Mikey Garcia ist Weltmeister in der vierten Gewichtsklasse

Mikey Garcia ist Weltmeister in der vierten Gewichtsklasse geworden. Nachdem der 30jährige Kalifornier aus Oxnard bereits Titel im Federgewicht (WBO), Superfedergewicht (WBO) und Leichtgewicht (WBC) gewonnen hatte, sicherte er sich nun im texanischen San Antonio durch einen einstimmigen Punktsieg über den zwei Jahre jüngeren Russen Sergej Lipinets auch den Gürtel der IBF im Halbweltergewicht. Während Garcia damit in 38 Auftritten ungeschlagen ist, mußte sein Gegner nach dreizehn Siegen die erste Niederlage einstecken. Dieser hatte den Titel am 4. November 2017 durch einen Sieg über den Japaner Akihiro Kondo im Barclays Center in Brooklyn gewonnen und mußte ihn nun bereits bei der ersten Verteidigung schon wieder einem anderen Akteur überlassen.

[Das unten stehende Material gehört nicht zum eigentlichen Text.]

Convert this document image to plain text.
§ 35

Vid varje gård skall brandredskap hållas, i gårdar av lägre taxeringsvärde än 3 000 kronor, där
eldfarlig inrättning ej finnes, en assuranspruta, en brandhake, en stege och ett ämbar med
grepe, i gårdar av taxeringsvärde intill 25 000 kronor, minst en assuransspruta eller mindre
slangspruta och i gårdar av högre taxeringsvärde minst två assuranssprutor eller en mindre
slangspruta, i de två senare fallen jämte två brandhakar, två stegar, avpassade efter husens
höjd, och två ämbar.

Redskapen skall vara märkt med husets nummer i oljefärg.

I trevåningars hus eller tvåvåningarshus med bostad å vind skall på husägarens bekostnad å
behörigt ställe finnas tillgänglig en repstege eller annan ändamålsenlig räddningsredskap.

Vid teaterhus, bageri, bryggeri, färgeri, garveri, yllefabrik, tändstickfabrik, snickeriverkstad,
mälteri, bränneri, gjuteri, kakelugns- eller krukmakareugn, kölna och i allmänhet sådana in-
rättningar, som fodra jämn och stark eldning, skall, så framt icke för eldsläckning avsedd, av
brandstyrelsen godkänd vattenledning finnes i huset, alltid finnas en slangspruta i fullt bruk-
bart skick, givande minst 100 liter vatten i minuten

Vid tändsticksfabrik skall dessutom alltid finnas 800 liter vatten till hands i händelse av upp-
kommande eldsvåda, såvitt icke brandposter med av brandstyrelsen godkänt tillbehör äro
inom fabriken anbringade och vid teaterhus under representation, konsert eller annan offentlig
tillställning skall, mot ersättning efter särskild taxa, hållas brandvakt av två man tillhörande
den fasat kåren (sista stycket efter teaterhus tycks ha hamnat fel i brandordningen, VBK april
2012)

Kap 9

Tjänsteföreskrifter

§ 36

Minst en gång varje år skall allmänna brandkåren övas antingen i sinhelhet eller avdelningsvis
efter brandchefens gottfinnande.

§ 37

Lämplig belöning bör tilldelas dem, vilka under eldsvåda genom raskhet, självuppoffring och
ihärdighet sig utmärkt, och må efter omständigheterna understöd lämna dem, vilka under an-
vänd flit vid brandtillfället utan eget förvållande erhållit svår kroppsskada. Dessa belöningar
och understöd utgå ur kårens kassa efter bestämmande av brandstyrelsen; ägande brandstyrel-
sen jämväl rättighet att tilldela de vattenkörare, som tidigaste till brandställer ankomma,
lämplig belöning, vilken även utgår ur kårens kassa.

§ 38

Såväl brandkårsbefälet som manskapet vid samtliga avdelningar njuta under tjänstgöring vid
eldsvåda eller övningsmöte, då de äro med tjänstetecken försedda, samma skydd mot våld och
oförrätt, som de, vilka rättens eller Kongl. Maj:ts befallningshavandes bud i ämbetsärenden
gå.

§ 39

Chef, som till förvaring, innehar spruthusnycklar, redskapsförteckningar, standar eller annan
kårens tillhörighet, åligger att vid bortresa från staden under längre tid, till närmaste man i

Wenngleich das Ergebnis (116:111, 117:110, 117:110) eindeutig für Mikey Garcia sprach, hatte der klare Favorit im Freeman Coliseum doch erheblich größere Probleme als erwartet. Er war zwar schneller und technisch versierter als der Titelverteidiger, der jedoch beherzt auf ihn losmarschierte, Druck machte und härter schlug. Da etliche Runden nahezu ausgeglichen verliefen, hätte der insgesamt verdiente Vorsprung des Herausforderers auf den Zetteln der Punktrichter durchaus knapper ausfallen können. Lipinets erwies sich als zäher Kontrahent, der sich von der Prominenz seines Gegners nicht einschüchtern ließ.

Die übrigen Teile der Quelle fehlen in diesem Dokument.